Der Schwalbenschwanz (Papilio machaon)

Schmetterling des Jahres 2006

Einen schon fast exotisch anmutenden Falter haben die BUND NRW Naturschutzstiftung und die AG Rheinisch-Westfälischer Lepidopterologen mit dem Schwalbenschwanz (Papilio machaon) zum "Schmetterling des Jahres" gewählt. Mit seinen kräftig gelbschwarz gefärbten Vorderflügeln und den mit einem leuchtend roten Fleck gekennzeichneten Hinterflügeln gehört er zu den schönsten und auch größten (ca. 8 cm) Tagfaltern Europas. Die schwanzartige Verlängerung an den leicht gewölbten Hinterflügeln trug ihm den Namen "Schwalbenschwanz" ein.
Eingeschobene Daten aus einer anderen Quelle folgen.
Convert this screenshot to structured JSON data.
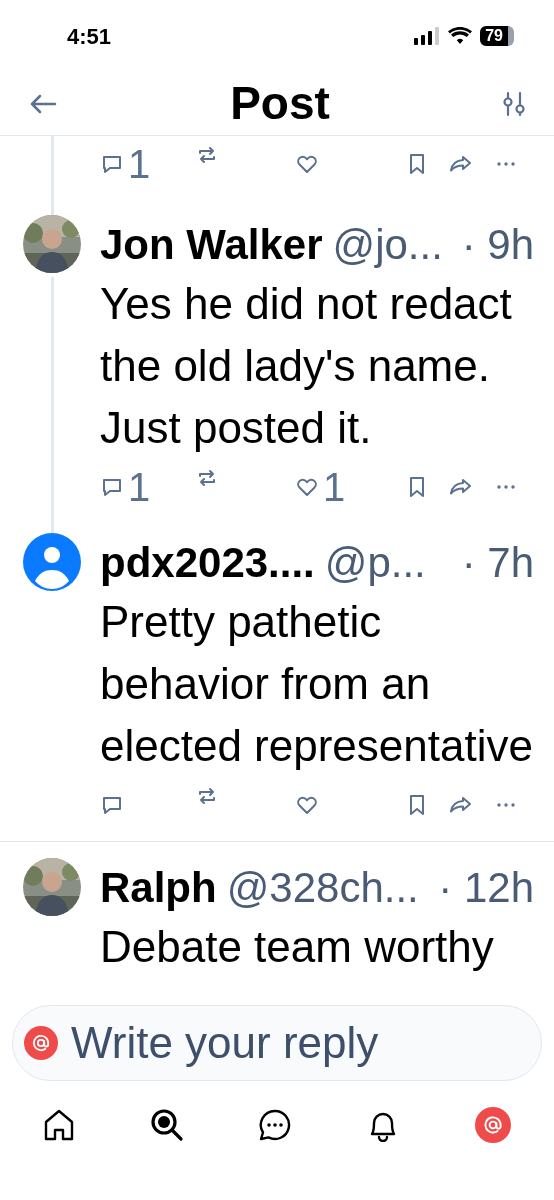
{
  "status_bar": {
    "time": "4:51",
    "battery": "79"
  },
  "header": {
    "title": "Post"
  },
  "posts": [
    {
      "kind": "partial",
      "thread_below": true,
      "actions": {
        "replies": "1"
      }
    },
    {
      "kind": "full",
      "name": "Jon Walker",
      "handle": "@jo...",
      "time": "· 9h",
      "text": "Yes he did not redact the old lady's name. Just posted it.",
      "thread_below": true,
      "actions": {
        "replies": "1",
        "likes": "1"
      }
    },
    {
      "kind": "full",
      "avatar": {
        "kind": "default"
      },
      "name": "pdx2023....",
      "handle": "@p...",
      "time": "· 7h",
      "text": "Pretty pathetic behavior from an elected representative",
      "thread_below": false
    },
    {
      "kind": "cut",
      "name": "Ralph",
      "handle": "@328ch...",
      "time": "· 12h",
      "text": "Debate team worthy",
      "thread_below": false
    }
  ],
  "reply_field": {
    "placeholder": "Write your reply"
  },
  "nav": [
    {
      "kind": "home",
      "selected": false
    },
    {
      "kind": "search",
      "selected": true
    },
    {
      "kind": "chat",
      "selected": false
    },
    {
      "kind": "bell",
      "selected": false
    },
    {
      "kind": "profile",
      "selected": false
    }
  ]
}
Sein Verbreitungsgebiet reicht von Europa und Nordafrika über das gemäßigte Asien bis nach Nordamerika, pro Flächeneinheit hat er aber nur eine niedrige Populationsdichte. Die verstreut lebenden Männchen und Weibchen müssen also bei der Partnersuche eine besondere Strategie entwickeln: So versammeln sie sich alljährlich zum Balzflug an Bergkuppen, Türmen oder anderen Geländeerhebungen; englischsprachige Insektenkundler nennen diesen ungewöhnlichen Heiratsmarkt "hill-topping".
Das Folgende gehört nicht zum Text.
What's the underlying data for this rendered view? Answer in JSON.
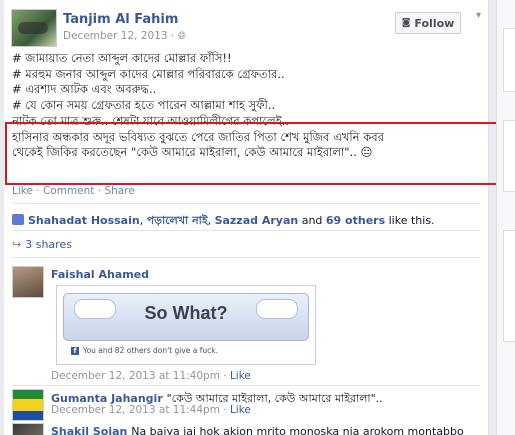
{
  "post": {
    "author": "Tanjim Al Fahim",
    "date": "December 12, 2013",
    "privacy_icon": "globe-icon",
    "follow_label": "Follow",
    "lines": [
      "# জামায়াত নেতা আব্দুল কাদের মোল্লার ফাঁসি!!",
      "# মরহুম জনাব আব্দুল কাদের মোল্লার পরিবারকে গ্রেফতার..",
      "# এরশাদ আটক এবং অবরুদ্ধ..",
      "# যে কোন সময় গ্রেফতার হতে পারেন আল্লামা শাহ সুফী..",
      "নাটক তো মাত্র শুরু.. শেষটা যাবে আওয়ামিলীগের কপালেই..",
      "হাসিনার অন্ধকার অদূর ভবিষ্যত বুঝতে পেরে জাতির পিতা শেখ মুজিব এখনি কবর",
      "থেকেই জিকির করতেছেন \"কেউ আমারে মাইরালা, কেউ আমারে মাইরালা\".. 😐"
    ],
    "actions": [
      "Like",
      "Comment",
      "Share"
    ],
    "likes": {
      "name1": "Shahadat Hossain",
      "name2": "পড়ালেখা নাই",
      "name3": "Sazzad Aryan",
      "and_text": " and ",
      "others": "69 others",
      "suffix": " like this."
    },
    "shares": "3 shares"
  },
  "comments": [
    {
      "author": "Faishal Ahamed",
      "text": "",
      "attachment": {
        "button_text": "So What?",
        "footer": "You and 82 others don't give a fuck."
      },
      "time": "December 12, 2013 at 11:40pm",
      "like": "Like"
    },
    {
      "author": "Gumanta Jahangir",
      "text": "\"কেউ আমারে মাইরালা, কেউ আমারে মাইরালা\"..",
      "time": "December 12, 2013 at 11:44pm",
      "like": "Like"
    },
    {
      "author": "Shakil Sojan",
      "text": "Na baiya jai hok akjon mrito monoska nia arokom montabbo"
    }
  ],
  "colors": {
    "link": "#3b5998",
    "highlight_border": "#e0131e"
  }
}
Nach der Begattung im Mai und Juni überfliegen die Weibchen der ersten Generation auf der Suche nach geeigneten Pflanzen weite Gebiete. Etwa 150 Eier werden dann an aromatischen Doldenblütlern (z. B. Wilde Möhre) so verteilt, dass jede Wirtspflanze nur wenige Raupen zu versorgen hat. Die bunten Raupen sind nämlich äußerst gefräßig und können ihr Gewicht in nur 14 Tagen vertausendfachen. Auch die Weibchen der Sommergeneration wählen im Juli und August Doldenblütler (z. B. Fenchel, Dill) zur Eiablage aus.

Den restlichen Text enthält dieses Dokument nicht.